Phica.eu si presenta come uno spazio online dedicato all’erotismo, ma molto del materiale proposto dal sito non è consensuale: fotografie prese da social network, screenshot, scatti rubati in contesti privati, commentati dagli utenti nei thread della piattaforma. Le sezioni del forum vanno da quelle dedicate alle star dello spettacolo fino a “ragazze comuni”, organizzate anche per città o ambienti specifici come strade, mezzi pubblici o spogliatoi. Secondo alcune segnalazioni, sarebbero state pubblicate anche immagini di minorenni, circostanza che ha alimentato nel tempo le richieste di oscuramento.

Tra il 2010 e il 2020 il sito si è consolidato come punto di raccolta per community online, attirando un pubblico internazionale, ma anche alimentando denunce da parte di associazioni e figure pubbliche. Le richieste non hanno prodotto conseguenze significative fino al 2023, quando è comparsa una prima petizione pubblica, lanciata sul sito Change.org per chiedere la chiusura di Phica.eu e raccogliendo alcune migliaia di firme. Ma è stato solo nell'estate del 2025 che le adesioni alla petizione hanno registrato un’impennata.

Dopo la diffusione della notizia dell’esistenza del gruppo Facebook “Mia moglie”, infatti, le sottoscrizioni alla campagna per la chiusura di Phica.eu hanno superato le centomila in pochi giorni e, insieme ad esse, sono cresciute le denunce delle donne che si sono riconosciute nel materiale presente nel sito.

L’attrice e influencer Anna Madaro ha dichiarato che foto e video che la ritraevano sono stati caricati sul sito senza autorizzazione, accompagnati da commenti offensivi; anche la modella Anna Pittureri ha raccontato di aver trovato immagini tratte dai propri profili social utilizzate all’interno del forum. Oltre a Valeria Campagna, Alessandra Moretti, europarlamentare per il Pd, e Alessia Morani, deputata alla Camera dal 15 marzo 2013 al 12 ottobre 2022 per il Pd e sottosegretaria di Stato al Ministero dello sviluppo economico nel governo Conte II, hanno reso pubblico che alcune loro foto erano state modificate e inserite nella sezione del forum dedicata alle donne in politica.

«Tra i tanti messaggi di solidarietà, molte persone che hanno detto: “Mi sembra assurdo che riguardi una persona che io conosco”. E io sono stata più fortunata di tante altre: penso a ragazze e donne in situazioni di marginalizzazione e che quindi hanno meno mezzi per rispondere all’abuso, in un sistema ancora impreparato a proteggerci», dice Campagna.

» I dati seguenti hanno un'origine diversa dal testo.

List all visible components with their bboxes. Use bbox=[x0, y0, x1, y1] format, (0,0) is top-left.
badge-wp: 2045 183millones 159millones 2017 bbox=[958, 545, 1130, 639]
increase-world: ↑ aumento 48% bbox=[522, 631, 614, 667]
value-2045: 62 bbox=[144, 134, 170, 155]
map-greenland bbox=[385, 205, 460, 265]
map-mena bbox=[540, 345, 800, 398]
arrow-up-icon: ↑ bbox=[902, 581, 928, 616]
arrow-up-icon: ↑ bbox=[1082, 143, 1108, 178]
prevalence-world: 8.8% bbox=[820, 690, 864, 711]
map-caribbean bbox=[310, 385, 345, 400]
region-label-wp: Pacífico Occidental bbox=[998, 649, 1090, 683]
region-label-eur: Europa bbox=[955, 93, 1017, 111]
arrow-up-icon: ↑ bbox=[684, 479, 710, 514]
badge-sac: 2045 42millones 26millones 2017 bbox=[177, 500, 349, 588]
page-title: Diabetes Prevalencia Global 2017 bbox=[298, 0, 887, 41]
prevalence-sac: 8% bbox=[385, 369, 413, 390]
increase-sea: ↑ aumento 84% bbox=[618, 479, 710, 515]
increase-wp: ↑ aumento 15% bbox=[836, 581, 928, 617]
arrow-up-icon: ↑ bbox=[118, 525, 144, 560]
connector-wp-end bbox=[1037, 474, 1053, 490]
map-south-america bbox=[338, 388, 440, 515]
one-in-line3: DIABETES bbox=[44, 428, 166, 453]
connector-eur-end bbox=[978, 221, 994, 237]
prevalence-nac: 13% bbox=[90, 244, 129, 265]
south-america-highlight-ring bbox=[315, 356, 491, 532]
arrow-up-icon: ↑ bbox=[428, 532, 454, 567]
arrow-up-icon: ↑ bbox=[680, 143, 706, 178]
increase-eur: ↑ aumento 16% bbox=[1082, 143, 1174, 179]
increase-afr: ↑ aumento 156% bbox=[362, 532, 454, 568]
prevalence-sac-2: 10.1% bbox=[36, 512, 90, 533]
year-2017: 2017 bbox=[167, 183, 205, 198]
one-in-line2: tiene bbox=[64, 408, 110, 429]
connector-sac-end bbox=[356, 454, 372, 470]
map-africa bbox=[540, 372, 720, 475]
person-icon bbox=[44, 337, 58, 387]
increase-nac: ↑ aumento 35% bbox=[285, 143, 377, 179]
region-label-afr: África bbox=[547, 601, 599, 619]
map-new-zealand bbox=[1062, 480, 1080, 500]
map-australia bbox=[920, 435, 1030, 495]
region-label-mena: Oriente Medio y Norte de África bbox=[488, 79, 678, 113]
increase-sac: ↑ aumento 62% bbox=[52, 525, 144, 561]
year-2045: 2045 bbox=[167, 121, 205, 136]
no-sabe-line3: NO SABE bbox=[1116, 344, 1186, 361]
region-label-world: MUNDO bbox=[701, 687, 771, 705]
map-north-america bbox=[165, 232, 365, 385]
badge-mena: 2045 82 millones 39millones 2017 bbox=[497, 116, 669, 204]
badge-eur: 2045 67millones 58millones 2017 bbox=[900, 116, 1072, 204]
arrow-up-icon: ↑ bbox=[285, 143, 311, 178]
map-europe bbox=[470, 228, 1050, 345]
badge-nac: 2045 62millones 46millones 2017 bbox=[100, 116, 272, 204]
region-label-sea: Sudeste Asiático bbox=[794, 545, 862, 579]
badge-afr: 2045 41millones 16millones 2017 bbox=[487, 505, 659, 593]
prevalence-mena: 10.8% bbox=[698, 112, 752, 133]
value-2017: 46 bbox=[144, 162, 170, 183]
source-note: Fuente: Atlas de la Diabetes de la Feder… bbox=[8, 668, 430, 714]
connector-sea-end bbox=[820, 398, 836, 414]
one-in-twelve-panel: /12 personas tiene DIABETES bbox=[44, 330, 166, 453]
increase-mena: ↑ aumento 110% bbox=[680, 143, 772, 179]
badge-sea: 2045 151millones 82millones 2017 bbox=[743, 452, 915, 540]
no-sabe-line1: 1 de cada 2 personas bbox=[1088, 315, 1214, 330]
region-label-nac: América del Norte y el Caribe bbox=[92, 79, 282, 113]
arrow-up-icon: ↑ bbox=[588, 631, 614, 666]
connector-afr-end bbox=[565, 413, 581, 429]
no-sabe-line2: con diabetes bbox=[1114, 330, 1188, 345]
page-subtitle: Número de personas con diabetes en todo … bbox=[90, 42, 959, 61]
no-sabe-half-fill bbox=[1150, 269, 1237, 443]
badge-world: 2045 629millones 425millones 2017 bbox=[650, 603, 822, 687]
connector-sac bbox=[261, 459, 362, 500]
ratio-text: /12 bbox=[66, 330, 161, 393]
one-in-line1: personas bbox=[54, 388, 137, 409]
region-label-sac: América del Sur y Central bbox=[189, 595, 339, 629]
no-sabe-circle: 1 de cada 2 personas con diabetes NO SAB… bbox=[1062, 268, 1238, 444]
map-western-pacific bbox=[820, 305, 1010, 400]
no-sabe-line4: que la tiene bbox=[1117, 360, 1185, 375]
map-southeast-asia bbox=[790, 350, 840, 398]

La miccia accesa dalla vicenda di “Mia moglie” racconta un lato positivo della cultura di internet, che ha permesso ad una piattaforma che sopravvive da vent’anni di essere oscurata in una sola estate, dice Campagna. «Ma anche ora che il tema è così caldo, noto una narrazione politica e mediatica che non chiama la notizia con il suo nome, quando è inutile girarci intorno: non è solo un caso di violazione della privacy, ma di patriarcato strutturale e sistematico. Questo ci fa capire quanto sia urgente un intervento culturale».

Il caso Phica.eu evidenzia anche le difficoltà di applicazione delle leggi vigenti in materia di revenge porn e diffusione non consensuale di immagini intime, spiega Campagna. Nonostante in Italia dal 2019 sia in vigore la legge “Codice Rosso”, che prevede pene fino a sei anni di carcere per chi diffonde contenuti senza consenso, l’anonimato degli utenti e la localizzazione della sede dei server all’estero rendono complesso l’intervento delle autorità.

«Ciò dimostra che una risposta solo penale è doppiamente insufficiente se non accompagnata da una proposta istituzionale educativa, sia in termini di educazione sessuale sia digitale, perché anche le forze dell’ordine oggi non hanno i mezzi per rispondere a un ecosistema talmente ampio e difficilmente tracciabile», dice Campagna. «Sappiamo che c’è tanto lavoro da fare e ci vorrà tempo, ma non è vero che non è possibile cambiare le cose. E a chi dice “Tanto il sito lo riapriranno domani”, noi rispondiamo: “Benissimo, e domani saremo ancora di più pronte, unite e preparate di quanto lo siamo state oggi”».